I was going to write about SSS round 2, which went pretty well (ok, it was great!) but that can wait a bit.  You can see all the videos and results over at the SSS website if you want.

I want to write briefly about learning, learning new, alien skills and the art of excellent teaching.

I'm lucky enough (wellll ... pretty lucky, wellll ... extrordinarily lucky ...) to be being exposed to a new skillset by a teacher/coach with some of the best teaching skills I've ever experienced.  Learning new skills is hard, especially in an environment where you're way outside your comfort zone. 

In a really fortuitous twist to this tale, at the same time as I am being taught new skills, I am in parallel, teaching new skills to the teacher who's teaching me (a swapsie, you might say).  I am teaching whitewater kayaking and basic track cycling, I am being taught .. wait for it ... Ceroc modern jive (I think that's what it is anyway? All I know is I keep tripping over!).  Yes, dancing.  Me .. Dancing .. You want to push my comfort zone, that is IT!  I can fly a plane, SCUBA dive to 55m on mixed gasses, play violent contact sports, climb rocks and ice, race sprints, paddle down rapids, kill spiders and ward off snakes .. you name it, no worries, but dance?  Ohhh ...  I'm game enough to admit to being petrified of dancing.
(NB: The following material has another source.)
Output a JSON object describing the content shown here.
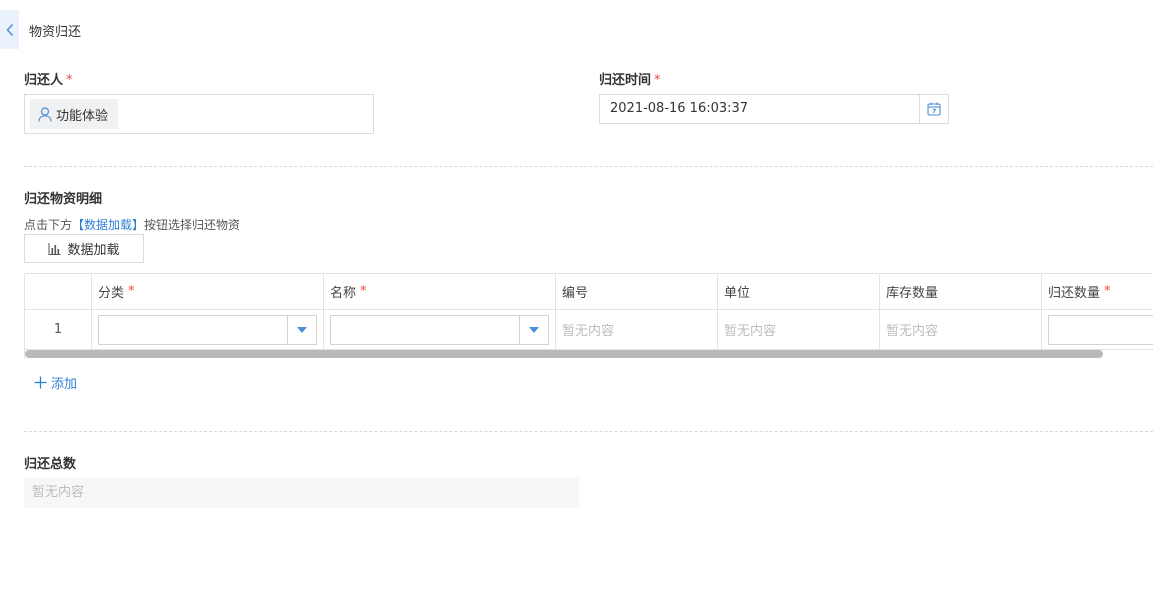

This is a very interesting position to be in, when teaching skills a teacher needs to know when to back off, say nothing, let the student experiment and make (harmless) mistakes, and when to intercept and cut off any frustration or danger with the right cues.  Timing of this is critical or the student either doesn't get the chance to learn (over teaching is waayyyyy too common, just SHUT UP, STEP BACK AND LET ME WORK THIS OUT FOR MYSELF!) or gets hurt and/or frustrated to the point that they can't learn (spit the dummy time or get injured!).   

The teacher must have the absolute trust of their student that they are looking after them.  I'm putting my student into dangerous situations in whitewater rapids and on steep banked velodromes. I'm being put into a social context that I am deeply unfamiliar with as well (who wants to look like a dickhead in front of your partner's peers?).  Trust is vital.  Having a teacher or coach that you trust gives you the backing to be able to push you limits.

I also think it's important that the teacher not pretend that a new skill is easy - track stands are not easy, eskimo rolls are not easy, swan drops are not easy (really! I threw that in because I tried to learn that last night and last week and it's tricky!), power cleans and proper squats are not easy.  None of these things are natural, they need to be learned and pretending that they're easy harms the trust relationship between a teacher/coach and their students. They're worthwhile to learn and will take time and effort and will be rewarding when learned.  They are not easy to learn.

To cut a long story short, I think it's a great experience to be taught something new and totally alien and I'm not just (slowly!) learning how not to bowl over dance partners, but more importantly, I'm learning a lot more about how to teach and coach, by being a total novice student all over again in the hands of a brilliant teacher.

Oh, I won B grade on Sunday at round 2, undefeated (although Ian McGinley and I were very very close) and rode a PB flying 200, I'm only a 10th off breaking into 12 seconds at Blackburn.  I think it was world Vegan day on Sunday, I had a couple of steaks to celebrate.